Traditional Culture Encyclopedia - Photography and portraiture - Why can't many people tell the looks of foreigners?

Why can't many people tell the looks of foreigners?

I wonder if you have such a problem?

You can't tell the appearance of an actor at the movies.

When I go abroad, I feel that international students can't distinguish clearly.

When receiving foreign guests, you often can't tell who is who.

? Why on earth is this?

@DrakeXiang answer:

I think the East and the West are different races, so the East and the West are used to recognizing the face of their own race. For example, when watching foreign films, I often argue with people whether an actor has acted in a certain film (but I am blind! )

@ jingjingjing jingjing answer:

I've always had the face blindness of foreigners, but after I went to college, I watched a lot of movies. Now I can tell the familiar faces on the Hollywood red carpet.

I don't care much about faces of yellow people. White people are cured by more and more movies, but black people are still face-blind.

In a film, there was a black man with a similar figure (no big fat man). For more than three months, I couldn't tell who was who.

Answer from a scientific perspective

1. Social psychology perspective

(1) external contact hypothesis (contact hypothesis, Brigham &; Meissner, 1985)

The hypothesis of alien contact holds that the direct cause of good face recognition is more contact. (So bullshit with nouns becomes a tall theory, right? )

This is probably the earliest explanation of the alien effect in academic circles. What do you think is not limited by the development of the times?

(2) Automatic in-group/out-group classification (Levin, 2000).

Levin has done a series of research in this field. His view is that when we see a foreign race, we will ignore its personal information because its racial information is too obvious, while the processing of our own race is mostly personal information. This processing mode goes deep into all aspects of social cognition. To put it more clearly, it is because you label someone as a foreigner and no longer pay attention to his personal information.

2. From the perspective of developmental psychology

Generally speaking, developmental psychology believes that heterogeneous effects are embodied in the process of our perceptual development from birth.

Perceptual narrowing

To understand what perceptual narrowing is, we should first look at how Pascal Liss and others did their experiments. In the experimental research with infants as subjects, because they can't speak and can't understand the experimental tasks like adults, we often adopt the "adaptation" paradigm to carry out such experiments.

The basic principle is to present a face to the baby repeatedly until he/she does not take the initiative to stare at the picture for a period of time, so we say that the baby has formed an adaptation); Pictures.

After that, we presented two faces to the baby at the same time, one was presented before and the other was new. We judge the baby's face recognition ability according to the length of time the baby stares at two pictures.
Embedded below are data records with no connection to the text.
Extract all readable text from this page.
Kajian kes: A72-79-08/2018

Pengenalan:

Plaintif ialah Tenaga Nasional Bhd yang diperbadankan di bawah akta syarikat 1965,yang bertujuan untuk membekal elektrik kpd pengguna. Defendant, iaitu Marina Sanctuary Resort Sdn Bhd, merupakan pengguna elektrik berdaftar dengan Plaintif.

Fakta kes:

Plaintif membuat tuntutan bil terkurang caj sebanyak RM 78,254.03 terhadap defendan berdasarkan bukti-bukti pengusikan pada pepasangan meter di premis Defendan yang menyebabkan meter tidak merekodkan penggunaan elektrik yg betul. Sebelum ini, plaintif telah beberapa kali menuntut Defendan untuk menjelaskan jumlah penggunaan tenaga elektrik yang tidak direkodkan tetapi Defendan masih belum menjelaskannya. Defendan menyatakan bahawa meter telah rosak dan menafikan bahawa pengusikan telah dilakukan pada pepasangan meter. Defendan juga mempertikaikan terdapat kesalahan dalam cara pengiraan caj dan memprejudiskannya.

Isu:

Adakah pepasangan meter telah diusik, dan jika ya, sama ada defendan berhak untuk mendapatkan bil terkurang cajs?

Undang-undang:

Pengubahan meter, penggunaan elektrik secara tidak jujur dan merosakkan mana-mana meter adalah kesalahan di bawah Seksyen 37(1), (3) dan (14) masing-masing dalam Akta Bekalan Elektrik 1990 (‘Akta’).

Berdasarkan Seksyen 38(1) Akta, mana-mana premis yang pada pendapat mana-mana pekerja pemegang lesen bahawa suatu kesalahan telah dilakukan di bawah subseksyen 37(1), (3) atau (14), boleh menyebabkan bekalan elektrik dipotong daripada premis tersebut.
If the baby's gaze interest or gaze time is mainly focused on new and different pictures, it means that the baby can identify or distinguish the two pictures, and the baby's face recognition ability is normal or good.

The results of this paradigm experiment show that the 6-month-old baby's gaze time on new faces and different faces is obviously longer than that on familiar faces, which shows that the 6-month-old baby can recognize faces and monkey faces well. In contrast, it is the experimental result of adults. For faces, adults pay more attention to new faces and different faces than familiar faces, which shows that adults have good face recognition ability. For monkey faces, there is no significant difference in adults' gaze time between new faces and familiar faces, which shows that adults can't recognize the nonhuman faces of monkeys. The above results verify the other effect, that is, adults recognize faces better than non-human faces.